Ela sorri, pega minhas roupas e desvia o olhar. Começa a sacudir e a dobrar tudo com todo o cuidado.
— Então, ele não machucou você? — pergunto.
— Quem?
— Spencer, na briga.
— Quando?
— Eu vi ele empurrar você contra a parede...
— Ah, não foi nada... Só um galo na cabeça. Por quê? Dá pra ver o hematoma? — ela se vira e reparte o cabelo na cabeça com uma das mãos. Eu fico atrás dela e afasto o cabelo para um lado sem prestar muita atenção, só respirando fundo. Alice cheira a vinho tinto e algodão limpo, pele quente e xampu, e sinto um desejo esmagador de beijar o alto da sua cabeça, a pequena área onde está o hematoma. Eu podia fazer isso.
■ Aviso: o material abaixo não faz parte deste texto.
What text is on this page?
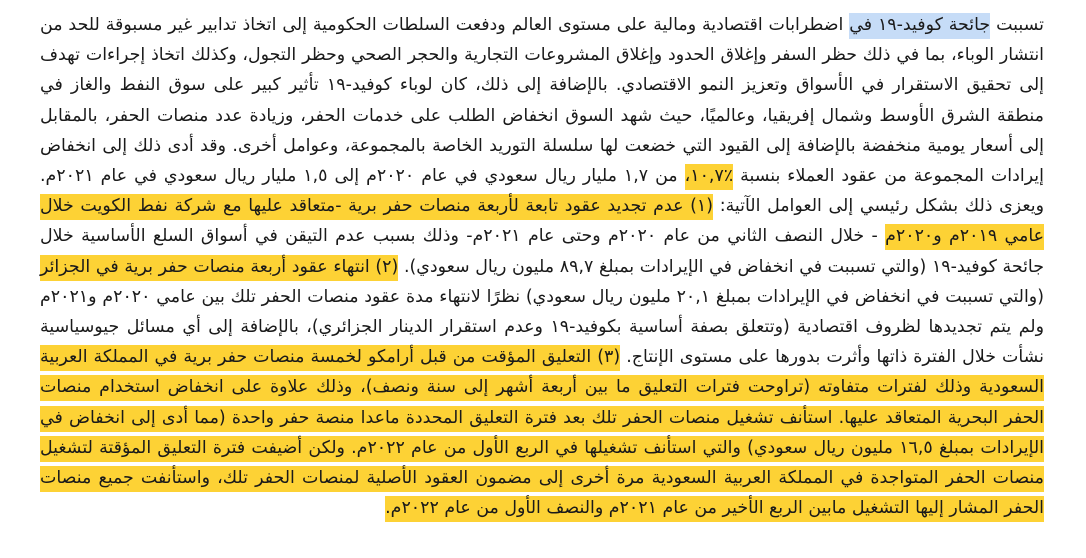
تسببت جائحة كوفيد-١٩ في اضطرابات اقتصادية ومالية على مستوى العالم ودفعت السلطات الحكومية إلى اتخاذ تدابير غير مسبوقة للحد من انتشار الوباء، بما في ذلك حظر السفر وإغلاق الحدود وإغلاق المشروعات التجارية والحجر الصحي وحظر التجول، وكذلك اتخاذ إجراءات تهدف إلى تحقيق الاستقرار في الأسواق وتعزيز النمو الاقتصادي. بالإضافة إلى ذلك، كان لوباء كوفيد-١٩ تأثير كبير على سوق النفط والغاز في منطقة الشرق الأوسط وشمال إفريقيا، وعالميًا، حيث شهد السوق انخفاض الطلب على خدمات الحفر، وزيادة عدد منصات الحفر، بالمقابل إلى أسعار يومية منخفضة بالإضافة إلى القيود التي خضعت لها سلسلة التوريد الخاصة بالمجموعة، وعوامل أخرى. وقد أدى ذلك إلى انخفاض إيرادات المجموعة من عقود العملاء بنسبة ٪١٠,٧، من ١,٧ مليار ريال سعودي في عام ٢٠٢٠م إلى ١,٥ مليار ريال سعودي في عام ٢٠٢١م. ويعزى ذلك بشكل رئيسي إلى العوامل الآتية: (١) عدم تجديد عقود تابعة لأربعة منصات حفر برية -متعاقد عليها مع شركة نفط الكويت خلال عامي ٢٠١٩م و٢٠٢٠م - خلال النصف الثاني من عام ٢٠٢٠م وحتى عام ٢٠٢١م- وذلك بسبب عدم التيقن في أسواق السلع الأساسية خلال جائحة كوفيد-١٩ (والتي تسببت في انخفاض في الإيرادات بمبلغ ٨٩,٧ مليون ريال سعودي). (٢) انتهاء عقود أربعة منصات حفر برية في الجزائر (والتي تسببت في انخفاض في الإيرادات بمبلغ ٢٠,١ مليون ريال سعودي) نظرًا لانتهاء مدة عقود منصات الحفر تلك بين عامي ٢٠٢٠م و٢٠٢١م ولم يتم تجديدها لظروف اقتصادية (وتتعلق بصفة أساسية بكوفيد-١٩ وعدم استقرار الدينار الجزائري)، بالإضافة إلى أي مسائل جيوسياسية نشأت خلال الفترة ذاتها وأثرت بدورها على مستوى الإنتاج. (٣) التعليق المؤقت من قبل أرامكو لخمسة منصات حفر برية في المملكة العربية السعودية وذلك لفترات متفاوته (تراوحت فترات التعليق ما بين أربعة أشهر إلى سنة ونصف)، وذلك علاوة على انخفاض استخدام منصات الحفر البحرية المتعاقد عليها. استأنف تشغيل منصات الحفر تلك بعد فترة التعليق المحددة ماعدا منصة حفر واحدة (مما أدى إلى انخفاض في الإيرادات بمبلغ ١٦,٥ مليون ريال سعودي) والتي استأنف تشغيلها في الربع الأول من عام ٢٠٢٢م. ولكن أضيفت فترة التعليق المؤقتة لتشغيل منصات الحفر المتواجدة في المملكة العربية السعودية مرة أخرى إلى مضمون العقود الأصلية لمنصات الحفر تلك، واستأنفت جميع منصات الحفر المشار إليها التشغيل مابين الربع الأخير من عام ٢٠٢١م والنصف الأول من عام ٢٠٢٢م.
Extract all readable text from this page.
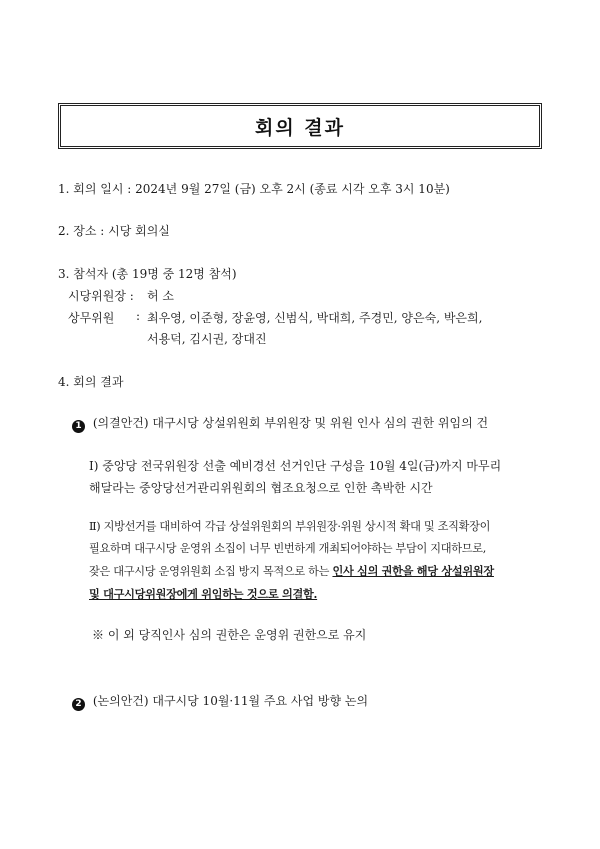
회의 결과
1. 회의 일시 : 2024년 9월 27일 (금) 오후 2시 (종료 시각 오후 3시 10분)
2. 장소 : 시당 회의실
3. 참석자 (총 19명 중 12명 참석)
시당위원장 : 허 소
상무위원 : 최우영, 이준형, 장윤영, 신범식, 박대희, 주경민, 양은숙, 박은희,
서용덕, 김시권, 장대진
4. 회의 결과
1 (의결안건) 대구시당 상설위원회 부위원장 및 위원 인사 심의 권한 위임의 건
Ⅰ) 중앙당 전국위원장 선출 예비경선 선거인단 구성을 10월 4일(금)까지 마무리
해달라는 중앙당선거관리위원회의 협조요청으로 인한 촉박한 시간
Ⅱ) 지방선거를 대비하여 각급 상설위원회의 부위원장·위원 상시적 확대 및 조직확장이
필요하며 대구시당 운영위 소집이 너무 빈번하게 개최되어야하는 부담이 지대하므로,
잦은 대구시당 운영위원회 소집 방지 목적으로 하는 인사 심의 권한을 해당 상설위원장
및 대구시당위원장에게 위임하는 것으로 의결함.
※ 이 외 당직인사 심의 권한은 운영위 권한으로 유지
2 (논의안건) 대구시당 10월·11월 주요 사업 방향 논의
Podia me inclinar, dar um beijo e dizer pronto, um beijinho para sarar! ou algo assim, mas tenho um pouco de orgulho e, em vez disso, toco com cuidado o local avermelhado.
— Está sentindo alguma coisa? — ela pergunta.
Alice, você nem imagina...
— Só um pequeno hematoma. Nada demais.
— Tudo bem — diz, começando a pendurar minhas roupas no aquecedor. Ainda estou só de colete e cueca, e uma olhada rápida para baixo revela um volume suspeito. Então, visto logo a calça de ginástica e o velho suéter que ainda está com o cheiro dela.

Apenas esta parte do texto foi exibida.